Lintott left Leeds with his unit on 25 September 1914 en route to Masham and training in the Yorkshire Dales.Lintott in November 1915 Over 20,000 locals gave the men a rousing send off.

Lintott was quickly promoted to Sergeant and by 20 December 1914 he became a Lieutenant, the first professional footballer to gain a commission. In late June 1915, they moved to Ripon, where they met up with the 1st and 2nd Bradford Pals, as well as the 18th Durham Light Infantry.

Earlier in December the Leeds and Bradford Pals boarded the liner Empress of Britain at Liverpool, bound for Egypt, to guard the Suez Canal. A minor collision with the French mail ship Dajurjura forced an unscheduled stop at Malta for repairs. Despite an encounter with a submarine, they landed safely at Port Said on 21 December 1914.

In January 1915, The Times reported: 'More than 200 recruits have been enrolled in London for the Football Battalion of the Middlesex Regiment, in addition to 400 from other districts. Among the recruits are several Rugby international players of England, Ireland and Scotland, and the officers include more than one Double Blue. The commanding officer is Colonel C F Grantham, late of the Indian Army, and commissions have been given among others to Vivian J Woodward and Evelyn H Lintott, two well known players.'

After three months in Egypt, the Pals boarded the troop ship Asconia on 1 March 1915 en route for France. They landed at Marseilles and were transported to the Front in time for the assault on the Somme.

Lintott was killed in action on the first day of the notorious Battle of the Somme on 1 July 1916, aged 33. His death was officially reported by Private David Spink. The report read 'Lieutenant Lintott killed by machine gun at 3pm in the advance. He was struck in the chest.'

More detail was forthcoming in a letter to the Yorkshire Post.
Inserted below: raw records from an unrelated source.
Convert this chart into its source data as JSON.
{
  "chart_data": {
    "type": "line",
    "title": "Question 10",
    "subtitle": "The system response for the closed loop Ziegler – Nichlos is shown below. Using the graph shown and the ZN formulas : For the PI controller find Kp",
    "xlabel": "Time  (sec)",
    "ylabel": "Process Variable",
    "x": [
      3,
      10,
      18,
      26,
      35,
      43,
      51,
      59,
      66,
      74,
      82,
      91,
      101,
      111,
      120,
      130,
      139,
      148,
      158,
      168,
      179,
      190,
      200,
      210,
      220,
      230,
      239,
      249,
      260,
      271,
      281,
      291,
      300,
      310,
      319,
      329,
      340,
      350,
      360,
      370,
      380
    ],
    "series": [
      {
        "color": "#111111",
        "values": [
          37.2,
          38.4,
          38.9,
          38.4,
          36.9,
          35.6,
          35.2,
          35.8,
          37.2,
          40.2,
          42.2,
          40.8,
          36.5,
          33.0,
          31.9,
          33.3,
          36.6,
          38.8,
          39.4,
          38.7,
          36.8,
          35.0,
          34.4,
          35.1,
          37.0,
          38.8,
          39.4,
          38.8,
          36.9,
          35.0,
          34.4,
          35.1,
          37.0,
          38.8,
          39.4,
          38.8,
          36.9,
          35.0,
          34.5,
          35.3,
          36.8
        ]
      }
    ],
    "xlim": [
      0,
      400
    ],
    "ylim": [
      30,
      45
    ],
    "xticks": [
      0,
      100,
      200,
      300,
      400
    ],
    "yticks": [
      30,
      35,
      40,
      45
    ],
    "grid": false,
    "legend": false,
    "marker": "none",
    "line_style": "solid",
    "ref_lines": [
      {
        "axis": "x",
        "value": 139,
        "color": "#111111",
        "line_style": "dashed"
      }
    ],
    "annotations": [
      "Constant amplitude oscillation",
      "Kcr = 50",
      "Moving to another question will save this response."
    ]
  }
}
It described his last moments: 'Lieutenant Lintott's end was particularly gallant. Tragically, he was killed leading his platoon of the 15th West Yorkshire Regiment, The Leeds Pals, over the top. He led his men with great dash and when hit the first time declined to take the count. Instead, he drew his revolver and called for further effort. Again he was hit but struggled on but a third shot finally bowled him over.'

Lintott's body was never found, but he is commemorated on the Thiepval Memorial to the Missing. It has 72,000 names of British and Commonwealth troops killed during the Battle of the Somme who have no known grave.

Thus passed a remarkable footballer and all-round great man.